A logician in hell June 14, 2011Posted by Ezra Resnick in Logic.
The following is true.
I was arrested for breaking the laws of logic, and sentenced to be hanged unexpectedly within the week.
As I sat in my cell trying to reason my way out of my predicament, I saw the local executioner passing by. He looked like a logical fellow (and rather familiar), so I attempted to strike up a conversation: I asked whether he hanged all the condemned outlaws around these parts. “All those who don’t hang themselves,” he answered grimly. (I decided not to ask what would happen if he himself were sentenced to be hanged…)
I tried to bribe my way to freedom by offering the executioner a heap of gold coins; but he was not persuaded by my argument that zero coins constitute a heap.
Instead, he offered to set me free if I could guess the natural number he was thinking of.
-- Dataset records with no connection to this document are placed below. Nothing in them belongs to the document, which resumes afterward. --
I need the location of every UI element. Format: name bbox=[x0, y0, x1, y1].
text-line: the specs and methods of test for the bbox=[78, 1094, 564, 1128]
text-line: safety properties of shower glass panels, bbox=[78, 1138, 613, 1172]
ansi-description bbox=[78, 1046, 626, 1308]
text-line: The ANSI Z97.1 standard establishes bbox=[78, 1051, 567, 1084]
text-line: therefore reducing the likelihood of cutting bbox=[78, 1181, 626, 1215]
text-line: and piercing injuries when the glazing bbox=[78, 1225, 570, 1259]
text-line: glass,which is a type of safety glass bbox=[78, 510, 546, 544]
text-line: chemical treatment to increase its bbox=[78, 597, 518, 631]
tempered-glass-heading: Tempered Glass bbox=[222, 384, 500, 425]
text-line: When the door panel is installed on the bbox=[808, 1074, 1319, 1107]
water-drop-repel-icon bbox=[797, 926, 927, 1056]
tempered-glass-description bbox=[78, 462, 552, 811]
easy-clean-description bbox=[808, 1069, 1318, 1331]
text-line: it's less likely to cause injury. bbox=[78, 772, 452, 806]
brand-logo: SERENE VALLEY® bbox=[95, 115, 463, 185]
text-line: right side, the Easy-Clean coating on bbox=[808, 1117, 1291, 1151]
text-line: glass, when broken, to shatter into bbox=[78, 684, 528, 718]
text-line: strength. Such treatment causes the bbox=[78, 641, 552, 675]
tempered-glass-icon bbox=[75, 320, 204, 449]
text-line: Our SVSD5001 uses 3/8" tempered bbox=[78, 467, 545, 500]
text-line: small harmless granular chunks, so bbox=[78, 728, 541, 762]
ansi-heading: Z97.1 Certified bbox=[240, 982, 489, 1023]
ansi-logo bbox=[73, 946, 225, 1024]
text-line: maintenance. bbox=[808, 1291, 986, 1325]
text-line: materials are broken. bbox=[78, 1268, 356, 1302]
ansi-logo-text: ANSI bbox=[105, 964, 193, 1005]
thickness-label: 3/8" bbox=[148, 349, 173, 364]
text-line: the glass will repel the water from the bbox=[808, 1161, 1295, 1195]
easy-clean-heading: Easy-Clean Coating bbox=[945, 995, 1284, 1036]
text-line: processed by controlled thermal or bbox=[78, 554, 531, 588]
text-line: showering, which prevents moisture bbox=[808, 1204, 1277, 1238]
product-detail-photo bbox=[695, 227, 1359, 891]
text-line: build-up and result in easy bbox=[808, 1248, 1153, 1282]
After an uncountable number of incorrect guesses, I gave up. (It turned out that he was thinking of the smallest natural number not definable in under eleven words.)
When the guards came (unexpectedly!) to take me to the gallows, I protested that I was insane and therefore unfit to be executed; but the executioner pointed out that insanity defenses are never accepted because anyone pleading for his own life must be sane.
As the rope was placed around my neck, I broke down and told the executioner that due to time travel gone wrong, I was actually his grandfather — so by killing me he would be undoing his own birth.
“I sure hope it works this time,” he said, and pulled the lever.
By the way, the first sentence of this post is false.